Cloyes Tech Tips: Ford 3.5L / 3.7L Duratec Timing System Replacement

Secondary tensioner installation and activation

For Ford 3.5 and 3.7L DOHC V6 engines, the automaker made multiple variations of this timing system throughout production. Some engines used a roller style primary chain, some an inverted tooth primary chain; some engines have two VVT phasers, others used four VVT phasers; some had internal water pumps, and others used external water pumps. On top of that you have NA and Turbo engines installed in both FWD and RWD platforms. But no matter which engine variation you have, the timing installation procedure is very similar.

In its technical installation video for the Ford 3.5 and 3.7 engines, commonly known as the Duratec or Cyclone engine platform, the Cloyes technical support team demonstrates proper installation instructions as well as shares critical installation tips to ensure the job is done right the first time. Since Cloyes offers a number of kits and components for these engines, it is crucial the correct kit or components are used.

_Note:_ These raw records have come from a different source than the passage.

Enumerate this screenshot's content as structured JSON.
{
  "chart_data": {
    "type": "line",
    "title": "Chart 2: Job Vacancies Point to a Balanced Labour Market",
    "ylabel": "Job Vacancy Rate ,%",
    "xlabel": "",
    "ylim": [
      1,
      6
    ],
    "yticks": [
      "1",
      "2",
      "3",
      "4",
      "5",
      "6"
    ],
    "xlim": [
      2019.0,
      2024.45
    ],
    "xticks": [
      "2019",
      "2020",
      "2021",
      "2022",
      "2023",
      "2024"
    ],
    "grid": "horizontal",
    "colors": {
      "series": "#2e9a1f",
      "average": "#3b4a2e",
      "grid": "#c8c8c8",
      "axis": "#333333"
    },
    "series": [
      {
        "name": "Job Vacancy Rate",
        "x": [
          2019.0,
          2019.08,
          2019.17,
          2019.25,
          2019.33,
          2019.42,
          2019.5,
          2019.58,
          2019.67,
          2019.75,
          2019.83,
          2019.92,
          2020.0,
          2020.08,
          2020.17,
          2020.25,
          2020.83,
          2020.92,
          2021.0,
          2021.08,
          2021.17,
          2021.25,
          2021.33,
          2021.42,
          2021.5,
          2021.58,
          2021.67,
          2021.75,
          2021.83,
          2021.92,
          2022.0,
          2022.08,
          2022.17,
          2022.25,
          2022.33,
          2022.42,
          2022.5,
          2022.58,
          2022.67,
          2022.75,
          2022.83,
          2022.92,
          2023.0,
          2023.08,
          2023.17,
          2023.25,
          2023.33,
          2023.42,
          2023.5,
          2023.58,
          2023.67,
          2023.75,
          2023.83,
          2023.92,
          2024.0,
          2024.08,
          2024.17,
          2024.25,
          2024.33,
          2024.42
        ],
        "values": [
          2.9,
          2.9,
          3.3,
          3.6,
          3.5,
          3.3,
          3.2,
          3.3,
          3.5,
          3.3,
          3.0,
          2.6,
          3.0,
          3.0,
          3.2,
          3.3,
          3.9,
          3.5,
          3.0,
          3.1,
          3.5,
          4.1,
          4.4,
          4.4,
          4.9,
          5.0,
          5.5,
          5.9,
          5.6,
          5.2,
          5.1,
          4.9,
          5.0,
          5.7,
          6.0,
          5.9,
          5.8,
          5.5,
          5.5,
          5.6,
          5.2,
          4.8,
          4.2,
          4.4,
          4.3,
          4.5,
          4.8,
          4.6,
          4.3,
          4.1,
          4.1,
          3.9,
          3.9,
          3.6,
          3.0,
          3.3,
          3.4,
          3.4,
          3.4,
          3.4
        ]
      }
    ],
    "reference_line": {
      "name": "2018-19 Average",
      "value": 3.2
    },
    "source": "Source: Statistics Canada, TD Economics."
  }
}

During the installation process, the installer must be aware of the unique design of the secondary timing chain tensioners. Similar to most applications, the secondary tensioners come with a clip that must be removed after installation, but unlike other applications the removal of the clip does not activate the tensioner. The clip simply prevents the tensioner from being compressed and activated while being installed into the cylinder head feature.

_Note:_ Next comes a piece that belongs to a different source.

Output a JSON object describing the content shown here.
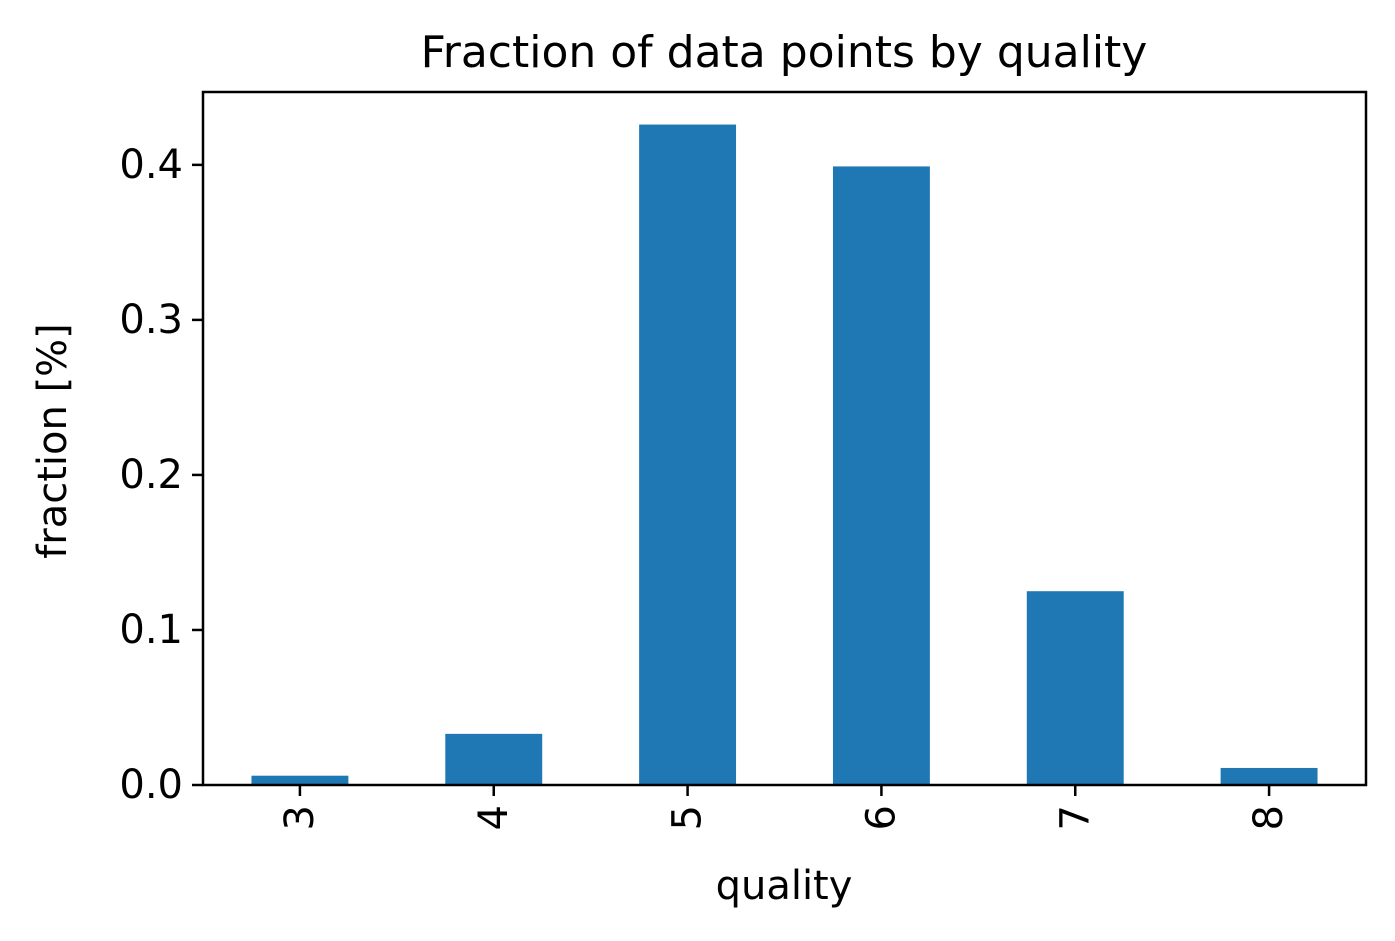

Once the tensioner is properly installed the clip can be pulled, the cam sprockets and secondary chain are installed, THEN you must activate the tensioners.  You do this by pressing on the chain allowing the tensioner plunger to fully compress and release. This activates the internal spring and allows the tensioner to extend and apply pressure to the chain. Failure to manually activate the secondary tensioner(s) can lead to catastrophic engine failure. Once the tensioners are activated there is no way to deactivate them.

Once installed, the clips are removed, and when ready, the tensioners must be compressed to activate. Once the tensioners are activated there is no way to deactivate them.

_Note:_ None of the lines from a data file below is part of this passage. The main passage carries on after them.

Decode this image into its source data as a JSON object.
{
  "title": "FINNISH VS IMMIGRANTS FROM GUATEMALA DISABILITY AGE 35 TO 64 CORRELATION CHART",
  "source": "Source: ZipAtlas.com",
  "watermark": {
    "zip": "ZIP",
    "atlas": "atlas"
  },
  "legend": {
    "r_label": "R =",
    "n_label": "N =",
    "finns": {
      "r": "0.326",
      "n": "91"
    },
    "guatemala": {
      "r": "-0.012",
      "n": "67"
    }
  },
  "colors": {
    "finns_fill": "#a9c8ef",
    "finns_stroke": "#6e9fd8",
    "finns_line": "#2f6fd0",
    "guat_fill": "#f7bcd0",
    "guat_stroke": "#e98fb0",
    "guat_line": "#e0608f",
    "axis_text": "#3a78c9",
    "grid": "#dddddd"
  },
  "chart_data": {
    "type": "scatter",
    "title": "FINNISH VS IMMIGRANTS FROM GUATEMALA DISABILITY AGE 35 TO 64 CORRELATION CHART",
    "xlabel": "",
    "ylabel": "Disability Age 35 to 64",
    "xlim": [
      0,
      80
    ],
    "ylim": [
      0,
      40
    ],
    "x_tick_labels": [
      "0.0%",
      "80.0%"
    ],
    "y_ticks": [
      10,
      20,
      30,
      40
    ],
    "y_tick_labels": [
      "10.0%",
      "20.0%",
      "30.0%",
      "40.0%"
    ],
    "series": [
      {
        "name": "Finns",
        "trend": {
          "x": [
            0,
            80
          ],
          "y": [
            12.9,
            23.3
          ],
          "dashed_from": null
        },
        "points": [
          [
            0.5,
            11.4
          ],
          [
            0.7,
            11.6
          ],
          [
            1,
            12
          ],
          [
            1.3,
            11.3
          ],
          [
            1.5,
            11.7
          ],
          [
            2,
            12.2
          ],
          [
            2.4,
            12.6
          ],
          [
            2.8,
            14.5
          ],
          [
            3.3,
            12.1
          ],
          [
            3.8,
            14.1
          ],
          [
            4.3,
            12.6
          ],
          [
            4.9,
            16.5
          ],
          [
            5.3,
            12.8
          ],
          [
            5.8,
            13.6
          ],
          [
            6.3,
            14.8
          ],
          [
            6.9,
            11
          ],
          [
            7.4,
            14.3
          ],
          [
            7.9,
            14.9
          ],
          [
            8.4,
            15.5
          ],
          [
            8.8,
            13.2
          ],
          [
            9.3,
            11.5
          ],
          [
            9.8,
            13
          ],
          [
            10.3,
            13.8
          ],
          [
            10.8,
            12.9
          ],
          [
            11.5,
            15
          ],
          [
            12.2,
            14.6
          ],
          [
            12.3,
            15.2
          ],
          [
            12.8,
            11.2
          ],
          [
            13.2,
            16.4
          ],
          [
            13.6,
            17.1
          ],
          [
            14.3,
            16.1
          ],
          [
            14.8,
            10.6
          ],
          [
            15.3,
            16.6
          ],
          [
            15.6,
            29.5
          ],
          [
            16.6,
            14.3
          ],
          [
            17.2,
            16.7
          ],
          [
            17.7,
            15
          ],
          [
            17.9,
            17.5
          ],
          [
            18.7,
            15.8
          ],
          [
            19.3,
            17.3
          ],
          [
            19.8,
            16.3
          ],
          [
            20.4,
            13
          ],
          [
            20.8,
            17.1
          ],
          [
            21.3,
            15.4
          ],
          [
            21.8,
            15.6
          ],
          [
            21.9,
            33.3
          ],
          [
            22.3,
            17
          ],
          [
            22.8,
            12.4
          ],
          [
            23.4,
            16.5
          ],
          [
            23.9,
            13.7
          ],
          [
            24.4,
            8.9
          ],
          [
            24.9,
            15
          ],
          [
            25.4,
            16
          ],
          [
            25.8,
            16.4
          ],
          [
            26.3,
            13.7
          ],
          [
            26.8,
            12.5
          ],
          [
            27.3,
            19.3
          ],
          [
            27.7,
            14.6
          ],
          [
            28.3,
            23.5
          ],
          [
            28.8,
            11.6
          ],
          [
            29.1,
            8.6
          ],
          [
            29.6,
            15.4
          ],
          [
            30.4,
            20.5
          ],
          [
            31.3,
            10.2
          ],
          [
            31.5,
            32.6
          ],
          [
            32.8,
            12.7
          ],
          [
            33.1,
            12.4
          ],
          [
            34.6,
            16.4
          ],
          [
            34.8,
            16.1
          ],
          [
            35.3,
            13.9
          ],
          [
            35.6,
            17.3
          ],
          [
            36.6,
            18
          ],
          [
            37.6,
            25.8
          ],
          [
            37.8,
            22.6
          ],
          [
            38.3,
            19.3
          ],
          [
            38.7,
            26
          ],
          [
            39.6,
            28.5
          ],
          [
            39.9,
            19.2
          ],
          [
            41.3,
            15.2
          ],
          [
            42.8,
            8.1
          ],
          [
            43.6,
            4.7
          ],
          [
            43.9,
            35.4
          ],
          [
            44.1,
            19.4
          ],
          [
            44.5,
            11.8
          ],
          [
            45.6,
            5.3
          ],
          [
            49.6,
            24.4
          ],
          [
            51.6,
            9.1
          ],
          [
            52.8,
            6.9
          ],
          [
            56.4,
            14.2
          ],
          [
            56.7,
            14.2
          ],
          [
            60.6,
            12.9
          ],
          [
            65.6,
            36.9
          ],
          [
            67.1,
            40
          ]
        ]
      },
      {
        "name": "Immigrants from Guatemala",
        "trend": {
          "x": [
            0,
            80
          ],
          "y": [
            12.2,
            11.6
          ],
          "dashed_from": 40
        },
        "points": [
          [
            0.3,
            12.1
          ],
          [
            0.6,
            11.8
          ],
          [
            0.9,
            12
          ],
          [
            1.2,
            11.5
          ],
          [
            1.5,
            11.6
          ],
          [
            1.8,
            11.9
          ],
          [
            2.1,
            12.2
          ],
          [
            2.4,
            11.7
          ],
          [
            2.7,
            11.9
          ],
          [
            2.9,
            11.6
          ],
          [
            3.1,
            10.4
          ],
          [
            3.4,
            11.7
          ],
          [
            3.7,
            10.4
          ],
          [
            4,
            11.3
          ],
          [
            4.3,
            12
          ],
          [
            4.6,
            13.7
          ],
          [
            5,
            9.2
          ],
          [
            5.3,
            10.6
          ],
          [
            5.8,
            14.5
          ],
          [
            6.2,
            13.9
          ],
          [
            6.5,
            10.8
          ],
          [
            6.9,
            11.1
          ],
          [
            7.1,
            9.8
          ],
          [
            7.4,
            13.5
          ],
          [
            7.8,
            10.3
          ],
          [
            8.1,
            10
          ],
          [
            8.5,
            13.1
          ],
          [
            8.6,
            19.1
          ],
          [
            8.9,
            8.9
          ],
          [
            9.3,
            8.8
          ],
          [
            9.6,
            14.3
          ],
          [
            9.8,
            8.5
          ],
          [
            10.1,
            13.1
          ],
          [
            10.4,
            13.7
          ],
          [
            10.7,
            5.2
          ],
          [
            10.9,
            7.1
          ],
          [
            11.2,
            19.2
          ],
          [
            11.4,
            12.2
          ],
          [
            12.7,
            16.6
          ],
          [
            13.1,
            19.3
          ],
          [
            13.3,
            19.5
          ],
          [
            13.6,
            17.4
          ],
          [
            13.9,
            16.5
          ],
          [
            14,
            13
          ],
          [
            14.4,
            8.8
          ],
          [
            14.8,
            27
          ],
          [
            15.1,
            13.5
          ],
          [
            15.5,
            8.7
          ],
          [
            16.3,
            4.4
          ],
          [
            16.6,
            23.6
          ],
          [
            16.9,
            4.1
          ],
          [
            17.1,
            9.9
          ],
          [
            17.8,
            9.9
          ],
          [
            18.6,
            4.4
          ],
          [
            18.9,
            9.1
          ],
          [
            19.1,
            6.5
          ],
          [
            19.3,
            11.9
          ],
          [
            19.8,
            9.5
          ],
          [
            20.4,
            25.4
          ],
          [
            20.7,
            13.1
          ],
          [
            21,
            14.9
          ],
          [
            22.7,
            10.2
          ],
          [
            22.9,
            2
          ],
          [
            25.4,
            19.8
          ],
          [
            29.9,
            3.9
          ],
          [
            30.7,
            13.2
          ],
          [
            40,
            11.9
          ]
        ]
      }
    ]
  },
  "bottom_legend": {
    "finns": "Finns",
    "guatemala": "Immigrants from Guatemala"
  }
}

To install the secondary tensioners, apply some oil to the tensioner housings, the O-rings, and the cylinder head bore features. With the installation clips in place, insert the tensioners into the bores, with the curved side of the contact pads to the back, and push them in until they are fully seated. Then install the lower chain contact pads by sliding them in from the front. Once fully installed, pull the installation clips but be careful to not compress the tensioners. The secondary chains need to be installed before activation. You can see the video in its entirety at https://youtu.be/0Bs9yrm4c6E.

As always, we want to remind you that chains can experience wear and stretch, guide contact surfaces can become damaged and guide bracketry can break, damage to the tensioners can occur, and sprocket tooth wear will develop when operating with an unstable chain. For these reasons, and the fact that timing component cost is a fraction of the labor costs required to replace the components, it is recommended to replace all components when making the repair. In doing so, the consumer and technician can save time as return visit may be prevented; the vehicle owner will save money in the long run as opposed to having multiple components replaced at different intervals; and the technician and shop can reduce comebacks thanks to all components being replaced at the same time.